Две недели назад Кристина провела восхитительный час в его мастерской со своей кузиной Мэри, обсуждая окончательную форму и огранку браслета. На прошлой неделе они побывали там снова, но, хотя они пришли, чтобы окончательно примерить браслет, он оказался слишком свободен и спадал с маленькой ручки Кристины. Огранка же была великолепна. Фитцосберн, стараясь угодить единственной дочери Генри Риффорда, предложил сделать его меньше и пообещал подготовить все к сегодняшнему вечеру.

Однако же после обеда Мэри прислала свою служанку сообщить ей, что она захворала и, таким образом, не может пойти с Кристиной к серебряных дел мастеру. Разочарованная, Кристина без цели бродила пару часов по дому, к большому неудовольствию ее тетки Бернис, управлявшей домом своего брата с тех пор, как пять лет назад умерла его жена. И хотя Кристина очень любила тетку, которая была вполне добродушной женщиной, с годами, по мере того, как девушка взрослела и становилась все более независимой, эта суета вокруг нее и чрезмерная опека начали раздражать ее.

— Придется подождать до завтра, девочка, — заявила тетка Бернис. — Может быть, Мэри поправится к завтрашнему дню, а если нет, я сама пойду с тобой. Побрякушка не рассыплется в порошок только из-за того, что ты заберешь ее на день позже.

Но упрямая красавица имела свои представления о том, что ей следует делать, и после раннего ужина, когда отец отправился в ратушу, чтобы председательствовать там на заседании гильдии купцов-кожевенников, Кристина составила собственные планы. Тетка Бернис дремала в комнате наверху.

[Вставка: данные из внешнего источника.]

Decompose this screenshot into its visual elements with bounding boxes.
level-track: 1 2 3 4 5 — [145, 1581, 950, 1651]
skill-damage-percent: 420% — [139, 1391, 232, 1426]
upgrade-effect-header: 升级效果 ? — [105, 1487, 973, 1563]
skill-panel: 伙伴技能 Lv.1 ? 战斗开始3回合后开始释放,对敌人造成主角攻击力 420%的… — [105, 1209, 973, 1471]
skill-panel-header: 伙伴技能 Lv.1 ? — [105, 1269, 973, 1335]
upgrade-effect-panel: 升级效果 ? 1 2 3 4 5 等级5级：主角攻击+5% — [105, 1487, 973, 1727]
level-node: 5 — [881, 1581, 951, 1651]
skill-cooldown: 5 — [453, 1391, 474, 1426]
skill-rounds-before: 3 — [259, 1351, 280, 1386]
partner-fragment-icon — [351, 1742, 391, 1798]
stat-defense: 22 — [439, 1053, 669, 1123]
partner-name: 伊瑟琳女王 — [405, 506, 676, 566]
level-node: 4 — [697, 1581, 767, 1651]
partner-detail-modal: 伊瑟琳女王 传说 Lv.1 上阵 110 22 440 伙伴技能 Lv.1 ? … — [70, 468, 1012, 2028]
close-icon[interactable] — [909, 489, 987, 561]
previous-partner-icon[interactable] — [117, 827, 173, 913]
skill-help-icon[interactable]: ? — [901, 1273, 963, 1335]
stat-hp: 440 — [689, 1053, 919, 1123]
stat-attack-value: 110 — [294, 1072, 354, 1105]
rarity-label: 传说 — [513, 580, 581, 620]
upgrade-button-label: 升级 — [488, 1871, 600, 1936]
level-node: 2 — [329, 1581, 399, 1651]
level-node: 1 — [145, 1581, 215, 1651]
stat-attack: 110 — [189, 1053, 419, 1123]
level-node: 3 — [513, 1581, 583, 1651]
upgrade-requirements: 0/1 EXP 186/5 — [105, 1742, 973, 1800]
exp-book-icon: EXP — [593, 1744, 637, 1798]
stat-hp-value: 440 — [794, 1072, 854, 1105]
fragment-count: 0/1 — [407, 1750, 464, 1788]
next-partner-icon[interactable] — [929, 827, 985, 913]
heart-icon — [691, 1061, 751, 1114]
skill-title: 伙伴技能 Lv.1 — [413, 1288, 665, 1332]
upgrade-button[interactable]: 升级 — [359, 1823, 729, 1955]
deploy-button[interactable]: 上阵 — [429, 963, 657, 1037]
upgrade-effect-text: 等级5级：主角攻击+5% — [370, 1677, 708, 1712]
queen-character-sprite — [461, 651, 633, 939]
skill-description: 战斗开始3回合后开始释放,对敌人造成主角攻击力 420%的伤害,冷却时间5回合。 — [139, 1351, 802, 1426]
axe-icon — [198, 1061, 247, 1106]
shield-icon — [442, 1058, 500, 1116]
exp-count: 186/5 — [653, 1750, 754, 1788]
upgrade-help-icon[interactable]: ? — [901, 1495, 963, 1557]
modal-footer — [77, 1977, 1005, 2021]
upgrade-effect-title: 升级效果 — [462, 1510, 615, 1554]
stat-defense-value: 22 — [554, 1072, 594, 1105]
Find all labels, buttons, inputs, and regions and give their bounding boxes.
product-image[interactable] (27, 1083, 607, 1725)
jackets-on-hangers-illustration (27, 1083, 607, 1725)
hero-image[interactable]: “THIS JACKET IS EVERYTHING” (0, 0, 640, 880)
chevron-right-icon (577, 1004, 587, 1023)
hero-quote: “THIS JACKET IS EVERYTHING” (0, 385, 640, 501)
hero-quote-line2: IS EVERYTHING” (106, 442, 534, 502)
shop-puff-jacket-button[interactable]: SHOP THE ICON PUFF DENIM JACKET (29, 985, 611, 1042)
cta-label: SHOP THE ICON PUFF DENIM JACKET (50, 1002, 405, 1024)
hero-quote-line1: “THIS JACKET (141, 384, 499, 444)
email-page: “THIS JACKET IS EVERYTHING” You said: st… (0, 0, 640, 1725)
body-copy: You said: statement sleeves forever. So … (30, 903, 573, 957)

Ее сморил сытный ужин в виде большой бараньей котлеты с капустой в сочетании с «чудодейственным напитком», который она хранила в маленьком каменном кувшинчике рядом со своим стулом.

Благосостояние Риффордов позволяло им содержать большой городской дом у Восточных ворот, рядом с церковью Святого Лаврентия. Набросив на себя тяжелую зимнюю накидку, Кристина выскользнула через боковую дверь на улицу и зашагала по направлению к Хай-стрит. Вокруг было по-прежнему множество людей, но большинство спешило домой, к своим очагам, нагнув головы в попытке уберечься от пронизывающего ветра. Несколько самых стойких и упорных торговцев вразнос все еще торговали жареными каштанами, горячими пирожками и свежим хлебом на улицах, когда она, счастливая и довольная, спешила за своим новым браслетом.

Пересекая Хай-стрит, Кристина приподняла край своей накидки и юбку, осторожно шагая, чтобы не ступить в грязь, а потом нырнула на Мартин-лейн, спеша к дому Годфри Фитцосберна, служившему ему одновременно мастерской. Это было высокое бревенчатое здание с черепичной крышей, очень похожее на то, что стояло по соседству и в котором, как ей было известно, обитал сэр Джон де Вулф.

Кристина распахнула тяжелую дубовую дверь; петли ее скрипнули, когда она ступила в мастерскую. После пронизывающего холода улицы здесь было тепло, поэтому она откинула капор и расстегнула застежку на плече, которая удерживала ее накидку из меха выдры. Комната тускло освещалась несколькими масляными лампами, расставленными на полках вдоль стен, но после своих прошлых посещений она хорошо ориентировалась внутри. У задней стены, за столом, заваленным работой с молотком и пробойником в руках, под лампой из рога, которая давала ему дополнительный свет, сидел Альфред, старший подмастерье Фитцосберна. Кристина улыбнулась ему, а он в ответ оскалил свой беззубый рот. Она вспыхнула, почувствовав, как он раздевает ее глазами, и быстро перевела взгляд на еще одного мастерового, вытянувшегося на скамье слева от двери. Это был крупный молодой мужчина, имени которого она не знала, — он медленно полировал серебряный кубок полоской мягкой кожи. Он тоже уставился на нее восторженным взором и намеренно изменил ритм своих движений, придав им какую-то чувственность и эротичность. Вне всякого сомнения, двое мужчин расценили ее приход как явление некоего пробуждающего желание образа красоты, который был им наградой за долгий трудовой день, но она почувствовала себя очень неприятно под их откровенными взглядами. В прошлые ее посещения здесь был Фитцосберн, и мастерам приходилось работать, не глядя по сторонам, — разве что когда хозяин поворачивался к ним спиной.

— Ваш хозяин здесь? Он ожидает меня.

Альфред, изможденный саксонец средних лет, оторвал взгляд от ее груди, выглядывающей из распахнутой накидки.

— Это действительно так, госпожа, и, готов поклясться, он будет более чем счастлив видеть вас. — Благодаря своему девонширскому акценту он ухитрился сделать простую фразу двусмысленной,

Мужчина помоложе, одетый, как и Альфред, в длинный кожаный фартук поверх грубой шерстяной туники, покончил с этими двусмысленностями, изо всей силы ударив кулаком в стену позади себя.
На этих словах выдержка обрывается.